Sure, I no longer felt like my heart was about to escape my chest every time I got out of bed. I wasn’t at risk of dying or becoming a diabetic, but it didn’t scrub away the scars that once started as emotional and morphed into physical. The ugly stretched tracks that glistened when the light shone onto them, like a fucking beacon. My body had become riddled with them, and I was uglier now then I was before I had put on all the weight.
Most of the cellulite had gone away or at least wasn’t as noticeable anymore, and surprisingly I didn’t have as much excess skin as you would expect. I was lucky in that regard. However, every inch of my body was a constant reminder of what I had gone through. The agonizing pain of my weakened state. I hated myself more now than I had before, because even though the weight gain had been caused by the bullying, now, I had to really confront the reason I ended up like this. If only I had stopped, and handled the whole situation better, I wouldn’t be like this. The only difference from now to then was that I was better equipped to deal with my own self-detestation.
My hatred ran deep in me, it attacked every ounce of light I had fought so hard to contain and keep. The precious light that had been the only speck of hope I managed to successfully sustain. If I had the slightest chance of anybody loving me at all, I had eviscerated it the moment I set fire to the fucks I had remaining for myself. My once cavernous Scrooge McDuck sized tank of fucks had been bled dry.
They say that the spiderweb scars a person holds enlightens you of their journey. Their story. Most of these stories pertain to women having given birth, and the men—their husbands or partners, the father of their children—loving them because it symbolized the struggle of childbirth, the beautiful and wondrous home they provided for their child. Nobody ever speaks of the brave warriors who had survived a traumatic event in their lives, and how beautiful the scars were to show that they had gone through the bleak and blackened tunnels to come out the other end alive.

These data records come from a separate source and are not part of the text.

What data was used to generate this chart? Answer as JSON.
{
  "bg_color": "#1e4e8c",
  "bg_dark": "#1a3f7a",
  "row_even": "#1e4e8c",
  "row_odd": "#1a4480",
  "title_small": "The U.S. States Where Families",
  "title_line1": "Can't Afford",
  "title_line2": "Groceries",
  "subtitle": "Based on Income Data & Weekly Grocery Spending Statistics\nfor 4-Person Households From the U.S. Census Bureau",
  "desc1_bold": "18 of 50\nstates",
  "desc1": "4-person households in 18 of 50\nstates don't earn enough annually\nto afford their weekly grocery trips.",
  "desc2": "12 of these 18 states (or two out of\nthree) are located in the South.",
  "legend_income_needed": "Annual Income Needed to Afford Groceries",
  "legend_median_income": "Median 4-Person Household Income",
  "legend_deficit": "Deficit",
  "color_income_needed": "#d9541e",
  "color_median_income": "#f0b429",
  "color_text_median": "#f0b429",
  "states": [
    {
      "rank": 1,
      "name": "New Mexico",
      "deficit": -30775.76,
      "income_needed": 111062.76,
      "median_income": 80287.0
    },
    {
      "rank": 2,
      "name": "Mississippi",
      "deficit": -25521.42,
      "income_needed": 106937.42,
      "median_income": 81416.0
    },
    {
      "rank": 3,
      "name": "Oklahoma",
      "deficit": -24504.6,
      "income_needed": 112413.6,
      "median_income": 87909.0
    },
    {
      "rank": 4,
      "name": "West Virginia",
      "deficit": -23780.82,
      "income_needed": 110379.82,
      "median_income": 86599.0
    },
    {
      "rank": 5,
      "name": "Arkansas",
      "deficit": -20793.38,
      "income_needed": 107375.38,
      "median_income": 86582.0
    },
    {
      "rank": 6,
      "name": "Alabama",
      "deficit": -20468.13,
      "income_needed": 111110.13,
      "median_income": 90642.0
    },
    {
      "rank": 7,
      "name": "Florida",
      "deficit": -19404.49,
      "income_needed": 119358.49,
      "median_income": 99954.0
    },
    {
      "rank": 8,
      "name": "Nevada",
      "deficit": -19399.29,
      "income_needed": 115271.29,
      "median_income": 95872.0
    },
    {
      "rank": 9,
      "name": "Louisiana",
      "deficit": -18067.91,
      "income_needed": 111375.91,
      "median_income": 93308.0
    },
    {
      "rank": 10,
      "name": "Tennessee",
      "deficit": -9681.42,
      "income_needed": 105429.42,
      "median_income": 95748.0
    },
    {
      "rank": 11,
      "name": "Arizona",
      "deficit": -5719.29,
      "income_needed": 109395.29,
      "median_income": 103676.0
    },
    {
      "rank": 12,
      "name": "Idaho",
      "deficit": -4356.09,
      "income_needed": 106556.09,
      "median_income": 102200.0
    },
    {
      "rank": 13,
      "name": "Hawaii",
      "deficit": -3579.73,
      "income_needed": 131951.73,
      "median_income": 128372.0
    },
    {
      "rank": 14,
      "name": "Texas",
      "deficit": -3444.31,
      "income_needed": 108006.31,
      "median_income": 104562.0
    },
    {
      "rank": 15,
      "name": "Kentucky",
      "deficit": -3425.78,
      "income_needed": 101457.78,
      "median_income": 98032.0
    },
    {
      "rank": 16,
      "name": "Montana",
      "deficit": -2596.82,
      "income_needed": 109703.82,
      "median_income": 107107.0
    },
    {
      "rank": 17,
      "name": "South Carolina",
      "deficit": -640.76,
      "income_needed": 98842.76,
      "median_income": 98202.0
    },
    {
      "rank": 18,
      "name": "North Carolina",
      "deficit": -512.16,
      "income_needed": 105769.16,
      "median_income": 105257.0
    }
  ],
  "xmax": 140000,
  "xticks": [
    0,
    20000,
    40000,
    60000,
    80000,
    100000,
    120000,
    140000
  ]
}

Only mothers were beautiful and thought of with such adoration.
It had taken intense therapy to overcome the battles I had. I hadn’t fully healed, because I never would, nothing could erase the chorus of peers that shouted their disgust and hatred at just being in the same room as me. Nothing could erase the loud voice in my head that agreed with them. I was still able to hobble along and face the day with a smile on my face—albeit fake—and make everyone believe I wasn’t one to be coddled over. To pity, because that’s the worst thing someone could ever feel for you.